Enfin, le gouvernement provincial va s’impliquer dans la crise oubliée de Bijombo, en territoire d’Uvira dans le Sud du Sud-Kivu.
Le Gouverneur du Sud-Kivu a sollicité le concours de la population de Bijombo pour permettre le retour de la paix dans cette partie du territoire d’Uvira.
Claude Nyamugabo l’a dit ce mardi 14 Août 2018 au sortir d’une rencontre avec une délégation de la société civile d’Uvira en son cabinet de travail à Nyamoma, en présence de Karna Soro, chef de la Monusco au Sud-Kivu et au Maniema.

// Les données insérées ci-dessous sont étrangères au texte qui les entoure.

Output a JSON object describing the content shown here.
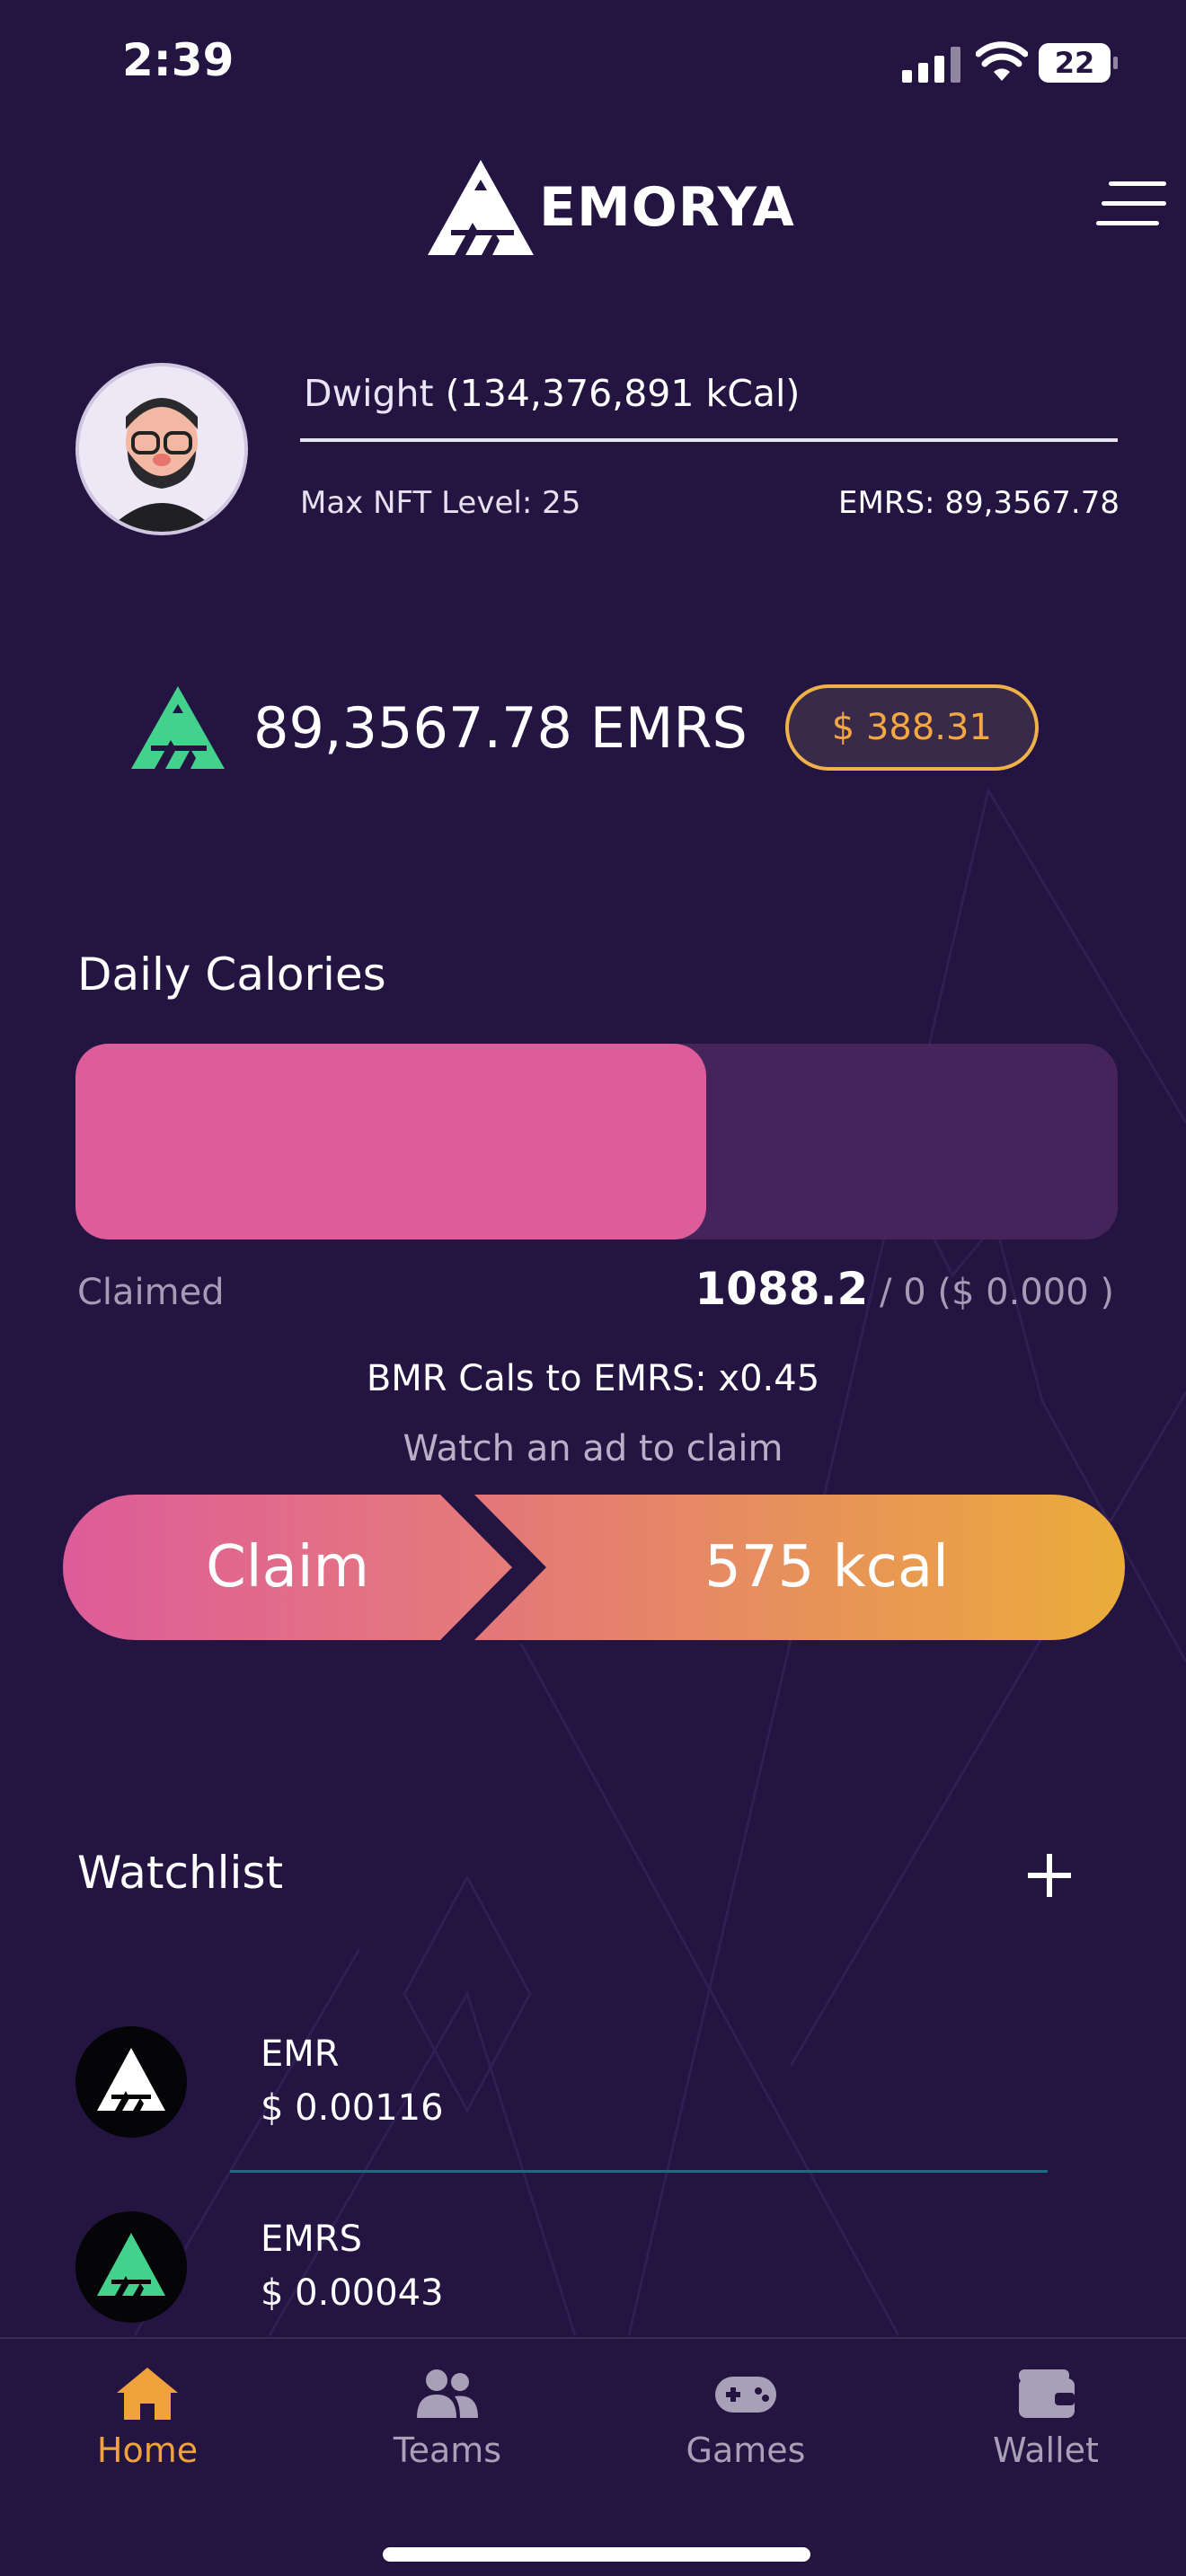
{
  "status_bar": {
    "time": "2:39",
    "battery": "22",
    "icons": [
      "cellular-signal-icon",
      "wifi-icon",
      "battery-icon"
    ]
  },
  "header": {
    "logo_text": "EMORYA",
    "menu_icon": "hamburger-menu-icon"
  },
  "profile": {
    "name": "Dwight",
    "calories": "(134,376,891 kCal)",
    "max_nft_level": "Max NFT Level: 25",
    "emrs": "EMRS: 89,3567.78"
  },
  "balance": {
    "amount": "89,3567.78 EMRS",
    "usd": "$ 388.31"
  },
  "daily_calories": {
    "title": "Daily Calories",
    "progress_fraction": 0.605,
    "claimed_label": "Claimed",
    "claimed_amount": "1088.2",
    "claimed_rest": "/ 0 ($ 0.000 )",
    "bmr_text": "BMR Cals to EMRS: x0.45",
    "watch_text": "Watch an ad to claim",
    "claim_label": "Claim",
    "kcal_label": "575 kcal"
  },
  "watchlist": {
    "title": "Watchlist",
    "items": [
      {
        "name": "EMR",
        "price": "$ 0.00116"
      },
      {
        "name": "EMRS",
        "price": "$ 0.00043"
      }
    ]
  },
  "tabbar": {
    "tabs": [
      {
        "label": "Home",
        "icon": "home-icon",
        "active": true
      },
      {
        "label": "Teams",
        "icon": "teams-icon",
        "active": false
      },
      {
        "label": "Games",
        "icon": "gamepad-icon",
        "active": false
      },
      {
        "label": "Wallet",
        "icon": "wallet-icon",
        "active": false
      }
    ]
  },
  "colors": {
    "background": "#231442",
    "accent_pink": "#dd5c9a",
    "accent_orange": "#f0a23c",
    "emrs_green": "#43d28c"
  }
}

Pour le numéro Un du Sud-Kivu, il faut sensibiliser toutes les parties au conflit afin qu’elles déposent les armes et soutiennent les Forces armées Loyalistes parce que pour lui, « rien ne sera fait sans la paix » à Bijombo.

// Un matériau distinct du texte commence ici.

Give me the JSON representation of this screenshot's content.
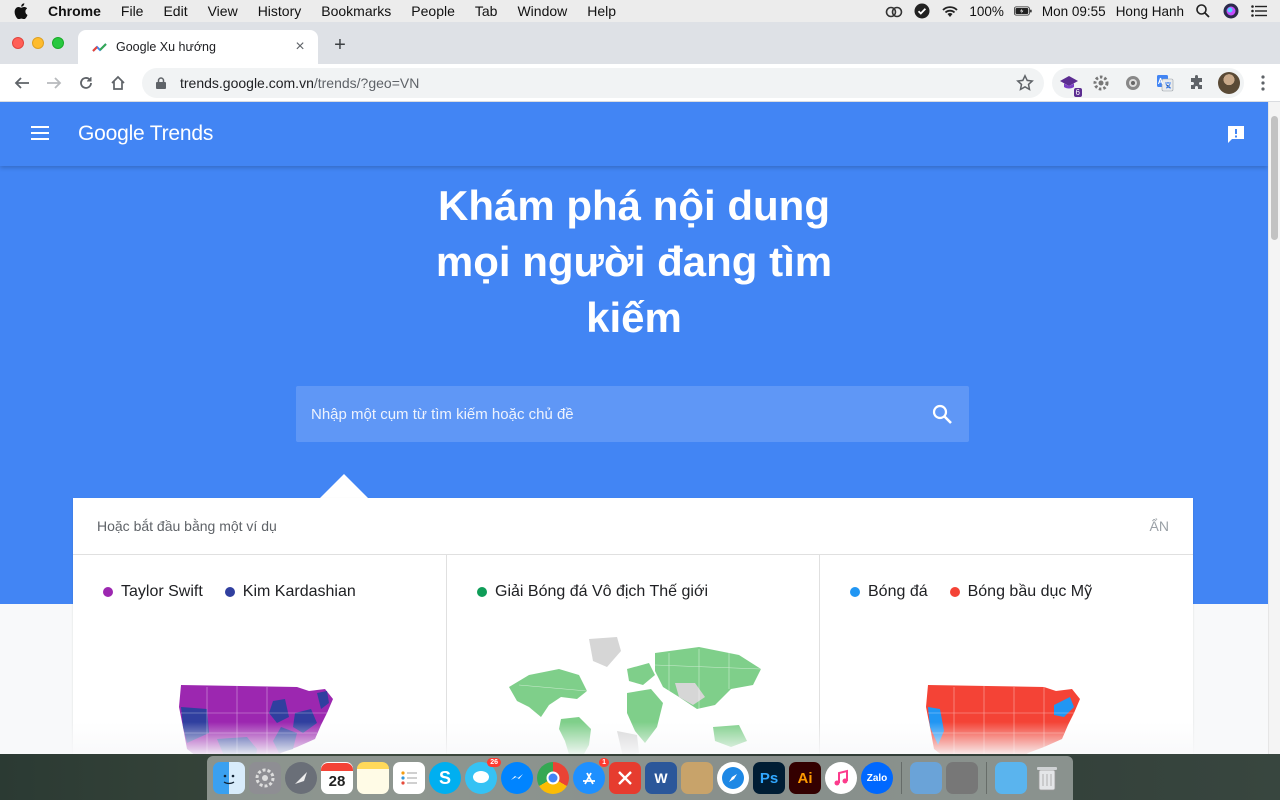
{
  "menubar": {
    "app": "Chrome",
    "items": [
      "File",
      "Edit",
      "View",
      "History",
      "Bookmarks",
      "People",
      "Tab",
      "Window",
      "Help"
    ],
    "battery": "100%",
    "clock": "Mon 09:55",
    "user": "Hong Hanh"
  },
  "browser": {
    "tab_title": "Google Xu hướng",
    "url_host": "trends.google.com.vn",
    "url_path": "/trends/?geo=VN",
    "extension_badge": "6"
  },
  "page": {
    "logo": "Google Trends",
    "headline_line1": "Khám phá nội dung",
    "headline_line2": "mọi người đang tìm",
    "headline_line3": "kiếm",
    "search_placeholder": "Nhập một cụm từ tìm kiếm hoặc chủ đề",
    "examples_title": "Hoặc bắt đầu bằng một ví dụ",
    "hide_label": "ẨN",
    "cards": [
      {
        "legend": [
          {
            "label": "Taylor Swift",
            "color": "#9c27b0"
          },
          {
            "label": "Kim Kardashian",
            "color": "#303f9f"
          }
        ]
      },
      {
        "legend": [
          {
            "label": "Giải Bóng đá Vô địch Thế giới",
            "color": "#0f9d58"
          }
        ]
      },
      {
        "legend": [
          {
            "label": "Bóng đá",
            "color": "#2196f3"
          },
          {
            "label": "Bóng bầu dục Mỹ",
            "color": "#f44336"
          }
        ]
      }
    ]
  },
  "colors": {
    "brand_blue": "#4285f4",
    "search_box": "#5f97f6"
  },
  "dock": {
    "calendar_day": "28",
    "messages_badge": "26",
    "appstore_badge": "1",
    "ps_label": "Ps",
    "ai_label": "Ai",
    "zalo_label": "Zalo",
    "skype_label": "S"
  }
}
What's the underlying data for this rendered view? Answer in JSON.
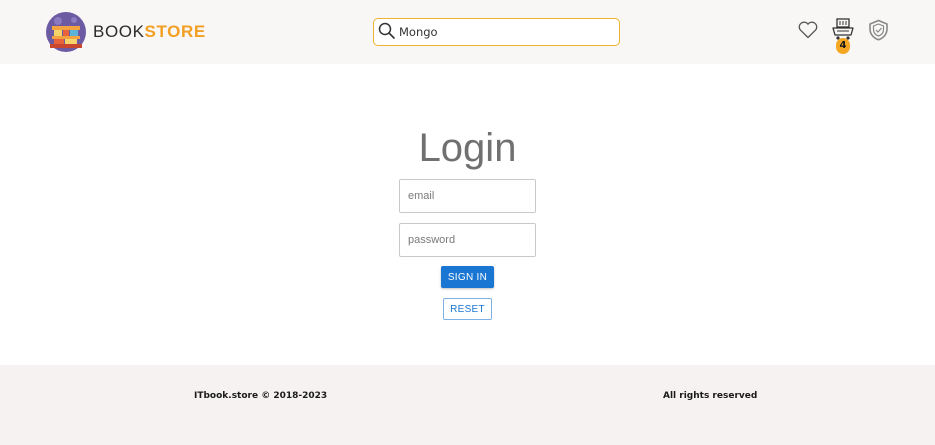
{
  "header": {
    "brand_prefix": "BOOK",
    "brand_suffix": "STORE",
    "search": {
      "value": "Mongo"
    },
    "cart_count": "4",
    "icons": [
      "bookstore-logo-icon",
      "search-icon",
      "heart-icon",
      "shopping-cart-icon",
      "shield-icon"
    ]
  },
  "login": {
    "title": "Login",
    "email_placeholder": "email",
    "password_placeholder": "password",
    "signin_label": "SIGN IN",
    "reset_label": "RESET"
  },
  "footer": {
    "copyright": "ITbook.store © 2018-2023",
    "rights": "All rights reserved"
  },
  "colors": {
    "accent": "#f29f23",
    "primary_button": "#1976d2",
    "search_border": "#efb332",
    "title_text": "#707070"
  }
}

« Aujourd’hui nous avons invité les membres de la société civile pour qu’ils nous disent de vive voix comment les choses évoluent sur terrain et nous invitons les uns et les autres au calme en leur disant que le gouvernement de la République va prendre des mesures nécessaires pour sécuriser les biens et les personnes à Bijombo mais cela c’est avec le concours de la population de Bijombo parce que rien ne sera fait à Bijombo si les gens de Bijombo ne veulent pas de la paix. C’est pour cela que je les invite à s’impliquer et à être complices de nos Forces armées qui vont être déployées très rapidement en nombre suffisant et en personnes expérimentées pour que la paix revienne très rapidement dans cette partie de la province » dit Claude Nyamugabo, dans des propos recueillis par sa cellule de communication.
Celui-ci note que la question des milliers des déplacés internes de ce groupement a déjà été abordée avec le gouvernement central et que tout sera fait pour trouver une solution.
« Nous avons déjà pris des contacts pour savoir combien des personnes ont été déplacées et nous avons langue avec le gouvernement central pour que très rapidement nous venions en aide à ces personnes déplacées en territoire d’Uvira » promet Claude Nyamugabo.
Des déplacements des populations sont signalés dans la grande partie du groupement de Bijombo dans les Hauts plateaux d’Uvira après des combats entre des groupes armés locaux et ethniques.
Selon une organisation des jeunes Méthodistes, des conflits interethniques opposent les jeunes des communautés vivant dans Uvira et Fizi, en l’occurrence les jeunes de la communauté Bembe, Fuliru et Nyindu regroupés au sein d’un groupe armé Mai-Mai qui ne dit pas encore son nom et les jeunes de la communauté Banyamulenge regroupés au sein d’un groupe armé appelé Ngumino.
Les organisations de défense des droits de l’homme font état de plusieurs personnes tuées depuis le début du conflit et d’autres exactions commises à l’encontre de la population.
Pour ces organisations, les autorités de la province et du pays, ne fournissent pas assez d’efforts pour mettre fin à cette situation qui risque d’embraser toutes les régions de Fizi, Uvira et alentours.
Dans un communiqué publié le dimanche 17 juin 2018, le réseau Local de Protection des Civils (RLPC ) en collaboration avec CEADHO (centre pour l’Éducation, Animation et défense des Droits de l’Homme) et ses partenaires sollicitent l’implication effective des autorités tant locales, provinciales que nationales pour mettre un terme à l’insécurité qui a élu domicile dans les territoires d’Uvira et Fizi au Sud-Sud de la province. Une insécurité due notamment aux conflits armés dans ces entités.